Arap saçı deyim olabilir mi? Bu kelime ile başlayarak bir milleti toptan aşağılayan deyimleri kim neden bizim deyimlerimizin arasına koymuştur?
Oysa İslami ve İnsani olan şudur; her insan değişik bir anne babadan doğar. Hiç kimse doğduğu anne babayı, doğduğu yeri ve doğduğu ırkı seçme şansına sahip değil. O yüzden hiçbir ırk diğer bir ırktan üstünlük değildir. Türklerin araba, kürde, laza, İngilize ırk olarak bir üstünlüğü olmadığı gibi bir başka ırkında Türke karşı üstünlüğü yoktur
Burada eğer Arabın Osmanlıyı arkadan vurduğu için aşağılamak için söyleniyorsa bu daha da yanlıştır.
Mesela, Osmanlıya karşı toptan bir Arap ayaklanması yoktur. Sadece Mekke Şerifi Hüseyinin önderliğinde (İngilizler ona Arap imparatorluğu sözü vermişlerdi), birkaç bedevi kabile ayaklanmış, tanınmış Arap kabilelerinin çoğu Osmanlılık ve Müslümanlık bağıyla Hilâfete bağlı kalmıştır. Mesela Filistinde tek bir Arap ayaklanmamıştır. Suriyede, Irakta, Lübnanda Türk kuvvetlerini arkadan vuran herhangi bir olay olmamıştır.
O zaman bize ne oluyor ki Ne Arabın yüzü ne Şamın şekeri, Arap saçı gibi karışık, Yalanım varsa Arap olayım, Türkün Türkten başka dostu yoktur Türk-Arap düşmanlığı karşılıklı olarak ders kitaplarına işlendi.
Hatta bunları pekiştirmek için türküler yazdık.
off aşk yüzünden
arap saçına döndüm
Çöz beni arap saçı
Çivi çiviyi söker
Budur bunun ilacı budur bunun ilacı
Hazır başlamışken Haim Nahum örneğini verelim. Belki bunların neden işlendiği ve kimin işlediği konusunda bize bir ip ucu olur.
Haim Nahum Türkiye (1908-19) ve Mısır (1925-60) hahambaşısı azılı Siyonist bir adam.
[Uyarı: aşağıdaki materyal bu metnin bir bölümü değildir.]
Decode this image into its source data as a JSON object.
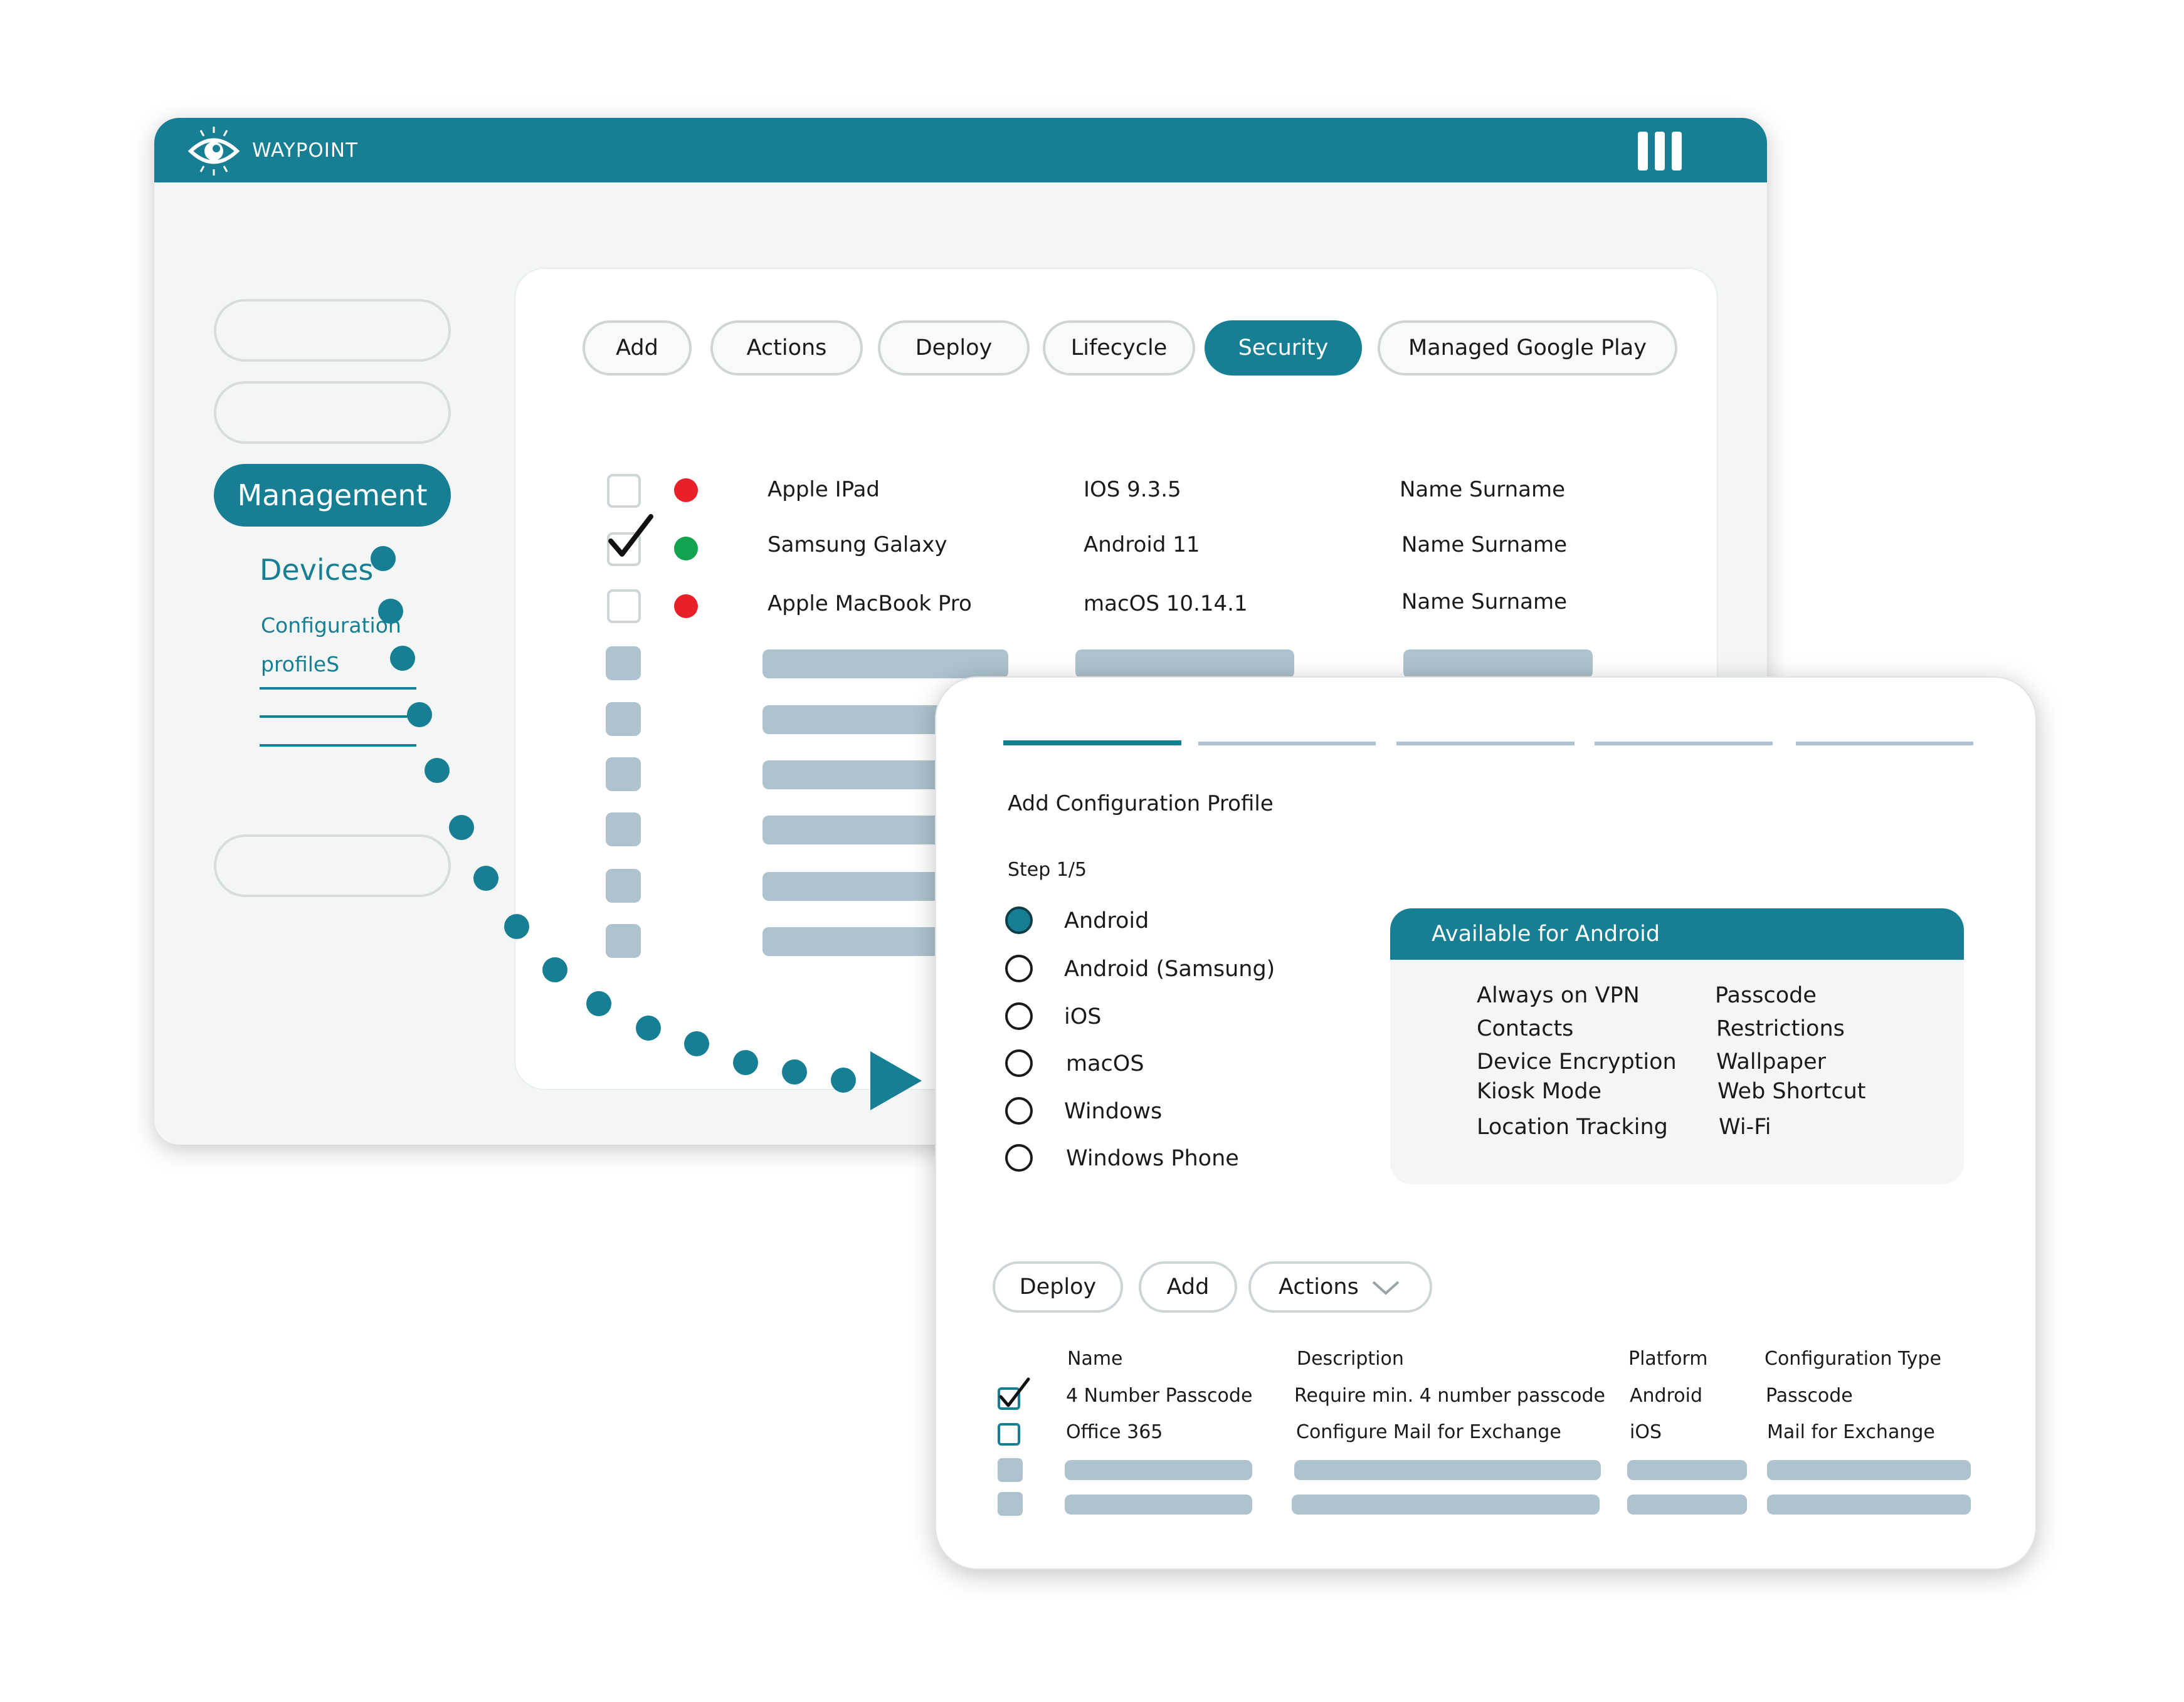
{
  "app": {
    "title": "WAYPOINT"
  },
  "sidebar": {
    "management_label": "Management",
    "devices_label": "Devices",
    "config_line1": "Configuration",
    "config_line2": "profileS"
  },
  "toolbar": {
    "tabs": [
      {
        "label": "Add"
      },
      {
        "label": "Actions"
      },
      {
        "label": "Deploy"
      },
      {
        "label": "Lifecycle"
      },
      {
        "label": "Security"
      },
      {
        "label": "Managed Google Play"
      }
    ],
    "active_tab": "Security"
  },
  "devices": [
    {
      "name": "Apple IPad",
      "os": "IOS 9.3.5",
      "owner": "Name Surname",
      "checked": false,
      "status_color": "#e8202a"
    },
    {
      "name": "Samsung Galaxy",
      "os": "Android 11",
      "owner": "Name Surname",
      "checked": true,
      "status_color": "#13a34f"
    },
    {
      "name": "Apple MacBook Pro",
      "os": "macOS 10.14.1",
      "owner": "Name Surname",
      "checked": false,
      "status_color": "#e8202a"
    }
  ],
  "wizard": {
    "title": "Add Configuration Profile",
    "step": "Step 1/5",
    "platforms": [
      {
        "label": "Android",
        "selected": true
      },
      {
        "label": "Android (Samsung)",
        "selected": false
      },
      {
        "label": "iOS",
        "selected": false
      },
      {
        "label": "macOS",
        "selected": false
      },
      {
        "label": "Windows",
        "selected": false
      },
      {
        "label": "Windows Phone",
        "selected": false
      }
    ],
    "available": {
      "heading": "Available for Android",
      "col1": [
        "Always on VPN",
        "Contacts",
        "Device Encryption",
        "Kiosk Mode",
        "Location Tracking"
      ],
      "col2": [
        "Passcode",
        "Restrictions",
        "Wallpaper",
        "Web Shortcut",
        "Wi-Fi"
      ]
    }
  },
  "profiles": {
    "buttons": {
      "deploy": "Deploy",
      "add": "Add",
      "actions": "Actions"
    },
    "columns": {
      "name": "Name",
      "description": "Description",
      "platform": "Platform",
      "type": "Configuration Type"
    },
    "rows": [
      {
        "name": "4 Number Passcode",
        "description": "Require min. 4 number passcode",
        "platform": "Android",
        "type": "Passcode",
        "checked": true
      },
      {
        "name": "Office 365",
        "description": "Configure Mail for Exchange",
        "platform": "iOS",
        "type": "Mail for Exchange",
        "checked": false
      }
    ]
  },
  "colors": {
    "brand": "#167f93",
    "placeholder": "#aec3cd",
    "status_red": "#e8202a",
    "status_green": "#13a34f"
  },
  "icons": [
    "eye-logo-icon",
    "menu-bars-icon",
    "checkmark-icon",
    "chevron-down-icon",
    "play-arrow-icon"
  ]
}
Türkiye Cumhuriyeti ve Kemalist akımla ilgilendi.1922'de Cumhuriyet'in ilanından önce yeni bir kampanyayla büyük güçlerin Ankara hükümetiyle barış anlaşmaları imzalamaları için çaba gösterdi. Kemalistlerin propagandasını yaptı. 1923'te Türk heyetinde yer alarak Lozan Barış Konferansı'na katıldı. İsmet İnününün baş danışmanıydı. Osmanlı Devleti yerine Irk Çağrıştıran Türkiye kelimesinin baş mimarıydı. Bu hizmetinden ötürü Türk hükümeti tarafından Efendi unvanı verilerek ödüllendirildi.
Aynı Haim Nahum 1926'da başhamam seçilerek Kahire'ye yerleşti. Kısa bir süre sonra senatör tayin edildi. Mısır'daki Yahudi Etütleri kuruluşunda yer aldı.
1944'te Mısır Yahudileri Tarih Araştırmaları Derneği'nin kurulmasına yardım etti ve onursal liderliğini yaptı. Dünya Yahudilerinin birbirleriyle ilişki kurmasına yardımcı oldu.
1950'lerin başlarında Mısır'da yükselişe geçen Arap milliyetçiliğin, baş mimarlığını yaptı. Türkiyede Türkçülüğün mimarı. Mısırda Arapçılığın mimarı
ama aslında azılı bir Siyonist
Ne haber? Hala arap saçı ile meşgul oluyor muyuz? Eğer oluyorsak saçlarımızın yolunmasını hak ediyoruz.
İşte Ümmet böyle saçma sapan ırkçılık oyunlarıyla darmadağın oldu
Biliyor musunuz, Araplarda karışık işleri izah etmeye çalışırken; Türk saçı deyimini kullanıyorlar
Sizce bu işler; Arap saçı mı, Türk saçı mı? Yoksa ümmettin bölünmesi için araya saçılan fitneler mi?..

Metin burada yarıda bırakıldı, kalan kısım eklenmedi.